Paris se vide : la capitale perd en moyenne 14 000 habitants par an depuis 15 ans. Ce recul n’a rien d’un accident mais relève d’une tendance lourde engagée dès les années 1950, interrompue seulement brièvement au début des années 2000. Résultat : 800 000 habitants en moins, soit un quart de la population d’alors.
Une fuite résidentielle
Trois clés permettent comprendre la mécanique en marche. 1 – Le solde naturel reste positif, autrement dit les naissances excèdent les décès. La baisse de population s’explique donc par un solde migratoire fortement négatif : davantage de départs, moins d’arrivées. Il s’agit donc bien d’une fuite résidentielle. 2 — Cette baisse n’est pas un phénomène régional : l’Île-de-France, dans son ensemble, continue de gagner des habitants. 3 — Le parc de logements, lui, a nettement progressé. Depuis le milieu des années 1950, il a gagné environ 200 000 unités, pour dépasser aujourd’hui 1,4 million de résidences. Même si cette croissance a connu un accroc au début des années 1970, l’évolution du parc contraste fortement avec le recul continu de la population. Expliquer la baisse de population parisienne par une compression de l’offre est donc une contre-vérité, même si la réduction du nombre de personnes par foyer tend mécaniquement à accroître le besoin de logements pour une même population. C’est leur usage qui pose aujourd’hui problème.
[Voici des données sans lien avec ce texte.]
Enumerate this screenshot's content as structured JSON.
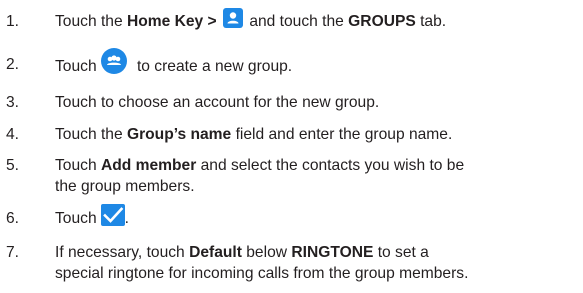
{
  "accent_color": "#1e88e5",
  "steps": [
    {
      "num": "1.",
      "a": "Touch the ",
      "b1": "Home Key >",
      "c": " and touch the ",
      "b2": "GROUPS",
      "d": " tab."
    },
    {
      "num": "2.",
      "a": "Touch",
      "c": " to create a new group."
    },
    {
      "num": "3.",
      "a": "Touch to choose an account for the new group."
    },
    {
      "num": "4.",
      "a": "Touch the ",
      "b1": "Group’s name",
      "c": " field and enter the group name."
    },
    {
      "num": "5.",
      "a": "Touch ",
      "b1": "Add member",
      "c": " and select the contacts you wish to be",
      "line2": "the group members."
    },
    {
      "num": "6.",
      "a": "Touch",
      "c": "."
    },
    {
      "num": "7.",
      "a": "If necessary, touch ",
      "b1": "Default",
      "c": " below ",
      "b2": "RINGTONE",
      "d": " to set a",
      "line2": "special ringtone for incoming calls from the group members."
    }
  ],
  "icons": {
    "step1": "contacts-app-icon",
    "step2": "add-group-fab-icon",
    "step6": "checkmark-save-icon"
  }
}
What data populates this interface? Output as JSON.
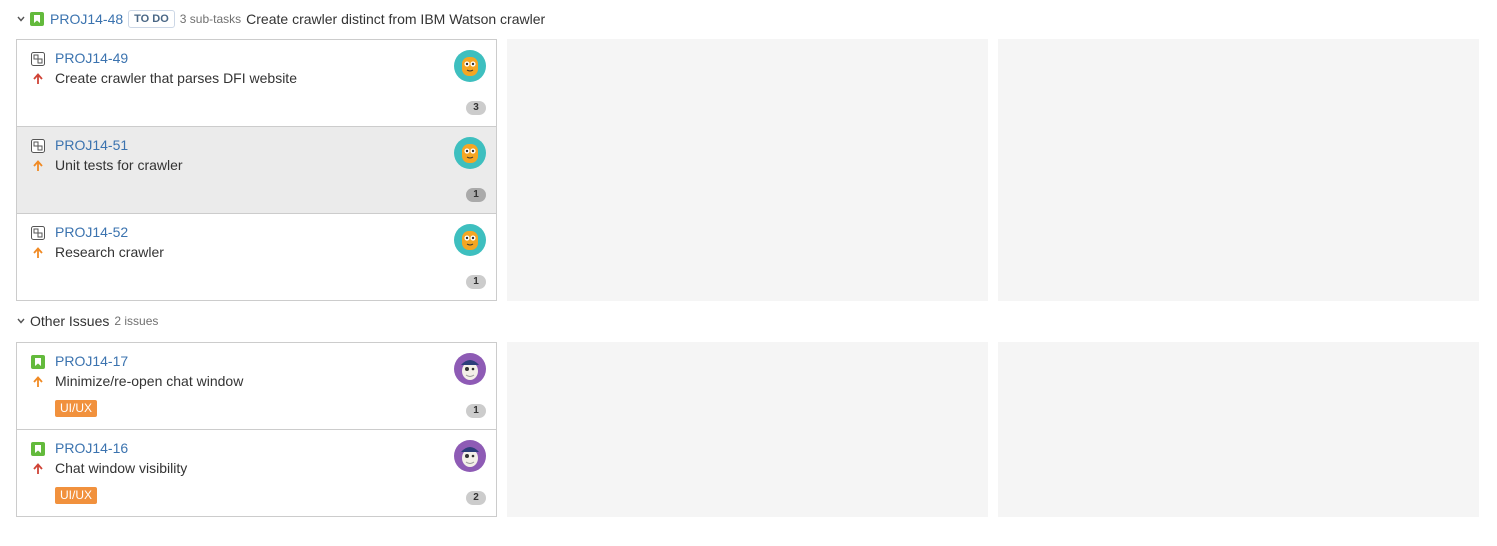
{
  "parent_swimlane": {
    "key": "PROJ14-48",
    "status": "TO DO",
    "subtask_count": "3 sub-tasks",
    "summary": "Create crawler distinct from IBM Watson crawler",
    "cards": [
      {
        "key": "PROJ14-49",
        "summary": "Create crawler that parses DFI website",
        "priority": "high",
        "count": "3",
        "type_icon": "subtask-icon",
        "avatar": "orange-monster-avatar"
      },
      {
        "key": "PROJ14-51",
        "summary": "Unit tests for crawler",
        "priority": "medium",
        "count": "1",
        "type_icon": "subtask-icon",
        "avatar": "orange-monster-avatar"
      },
      {
        "key": "PROJ14-52",
        "summary": "Research crawler",
        "priority": "medium",
        "count": "1",
        "type_icon": "subtask-icon",
        "avatar": "orange-monster-avatar"
      }
    ]
  },
  "other_swimlane": {
    "title": "Other Issues",
    "count": "2 issues",
    "cards": [
      {
        "key": "PROJ14-17",
        "summary": "Minimize/re-open chat window",
        "priority": "medium",
        "count": "1",
        "label": "UI/UX",
        "type_icon": "story-icon",
        "avatar": "pirate-avatar"
      },
      {
        "key": "PROJ14-16",
        "summary": "Chat window visibility",
        "priority": "high",
        "count": "2",
        "label": "UI/UX",
        "type_icon": "story-icon",
        "avatar": "pirate-avatar"
      }
    ]
  },
  "colors": {
    "link": "#3b73af",
    "priority_high": "#d04437",
    "priority_medium": "#f08a24",
    "label_bg": "#f1913d",
    "story_green": "#63ba3c",
    "empty_column": "#f5f5f5",
    "selected_card": "#ebebeb"
  }
}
Deux phases majeures de dépeuplement
Pour comprendre les forces à l’œuvre, il faut distinguer deux grandes phases de dépeuplement. Dans les années 1960-70-80 et jusqu’au début des années 1990, les familles quittent massivement Paris pour la petite couronne et les villes nouvelles (Cergy-Pontoise, Marne-la-Vallée, Évry, Saint-Quentin-en-Yvelines). Elles y trouvent des logements plus grands, moins chers, adaptés à l’automobile et rapidement reliés à Paris grâce au développement du RER. Parallèlement, à Paris, les opérations de rénovation urbaine réduisent temporairement le nombre de résidences, accentuant les départs. Cette attrition de l’offre reste limitée dans le temps. La ville se vide aussi de ses usines, de ses artisans, des emplois industriels et des personnes qui les occupent.
Une fièvre immobilière aux effets massifs
À partir de la fin des années 90, Paris entre dans une nouvelle ère : celle de la fièvre immobilière. Les prix immobiliers s’envolent : ils sont presque multipliés par 3 entre 1998 et 2008. Après la grande récession, la hausse ralentit puis repart : ils progressent à nouveau de 65% avant la pandémie, qui freine temporairement la dynamique. En moins de 30 ans, les prix ont augmenté de 319%, soit trois fois plus vite que le revenu des ménages et six fois plus que les prix à la consommation. Pourquoi un tel emballement ? Parce que la pierre apparaît comme le placement le plus sûr, non pour son rendement immédiat, mais pour l’espérance de plus-value. Les investisseurs affluent, certains laissant leurs biens vides pour faciliter la revente. D’autres transforment leurs appartements en meublés touristiques ; d’autres encore — Français ou étrangers fortunés — achètent un pied-à-terre dans la capitale. Bilan : parallèlement à l’explosion des prix, qui exclut du marché les classes populaires, moyennes et les familles, près d’un logement sur cinq est inoccupé, ou seulement de manière occasionnelle. Des habitations vides, au détriment des résidents permanents. Un véritable gaspillage immobilier.
Un risque de décrochage résidentiel durable
S’y ajoute le problème des passoires thermiques (30% du parc parisien), qui se retrouvent progressivement hors marché locatif, leurs propriétaires ne disposant pas des ressources nécessaires pour les rénover. Ils les vendront pour partie à des investisseurs ou à des particuliers aisés qui en feront leur résidence secondaire, réduisant encore davantage l’offre disponible. Si rien n’est fait pour rétablir l’accès au logement et l’attractivité résidentielle, Paris continuera de perdre ses habitants, au risque de devenir une ville que l’on visite, où l’on travaille, où l’on consomme… mais où l’on ne vit de moins en moins.